Fintech has significantly pervaded the mobile payments landscape. Many fintech players are taking advantage of the rise in the use of smartphones, improvements in digital infrastructure, and a growing interest in online shopping.

The advent of UPI has further eased the process of making payments online. The biggest advantage offered by UPI is its interoperability among multiple banking platforms. This enables customers to enjoy a fast, seamless and reliable payment experience, and pay utility bills. In addition to this, they can send money to their family and friends almost instantaneously.

Digital lending

The process of availing loans from traditional banks is not only time-consuming but also paper heavy. It sometimes takes weeks to just get approvals for the loan. The COVID crisis has further worsened the situation as most of the banks are reluctant to lend in this uncertain scenario. Against this background, digital lending NBFCs have emerged as a saviour for customers.

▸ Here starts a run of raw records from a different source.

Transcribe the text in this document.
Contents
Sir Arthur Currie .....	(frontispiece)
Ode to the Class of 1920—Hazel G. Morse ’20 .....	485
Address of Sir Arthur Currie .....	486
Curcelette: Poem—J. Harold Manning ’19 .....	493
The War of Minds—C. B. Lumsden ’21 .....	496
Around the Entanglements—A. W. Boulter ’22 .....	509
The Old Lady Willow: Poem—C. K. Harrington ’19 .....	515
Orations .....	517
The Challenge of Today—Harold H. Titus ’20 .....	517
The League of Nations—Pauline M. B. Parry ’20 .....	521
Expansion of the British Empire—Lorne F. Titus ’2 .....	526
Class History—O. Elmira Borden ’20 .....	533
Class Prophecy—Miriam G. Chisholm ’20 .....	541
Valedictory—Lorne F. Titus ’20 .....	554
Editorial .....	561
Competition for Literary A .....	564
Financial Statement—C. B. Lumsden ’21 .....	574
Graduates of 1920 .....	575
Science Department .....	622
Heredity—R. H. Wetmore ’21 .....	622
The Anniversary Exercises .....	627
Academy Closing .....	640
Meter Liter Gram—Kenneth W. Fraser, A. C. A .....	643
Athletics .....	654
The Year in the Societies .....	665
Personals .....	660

Fintech companies operating in the digital lending space uses new-age approaches to disburse credit. Instead of relying on traditional financial data, they are now using alternative data to make more accurate and informed credit decisions.

Alternative data for credit scoring can cover employment history, academic background, rental payments, utility bill payments, insurance payments and even social media activities.

Since there is a shortage of credit data on MSME borrowers, fintech lenders leverage alternative data to assess their creditworthiness. This method improves access to credit for MSMEs, who are often declined credit from the formal banking sector.

Not just MSMEs but alternative data also helps salaried professionals and freshers who do not have any credit score. This explains why despite being a fraction of the banking system in size, the digital lending space is growing at a rapid pace owing to the faster and hassle-free process of loan disbursal.

Another main advantage of digital lending is that it allows for digital customer onboarding and credit disbursements, thereby eliminating the need for the customer to be physically present at the lender.

The digital lending space apart from being hassle-free is also helping the new to credit customers and those who have lower income to avail short term personal loan with a few clicks. The fintech companies, through technological means, can promptly evaluate credit risks by using the database containing loan applicants’ background and approve the loan.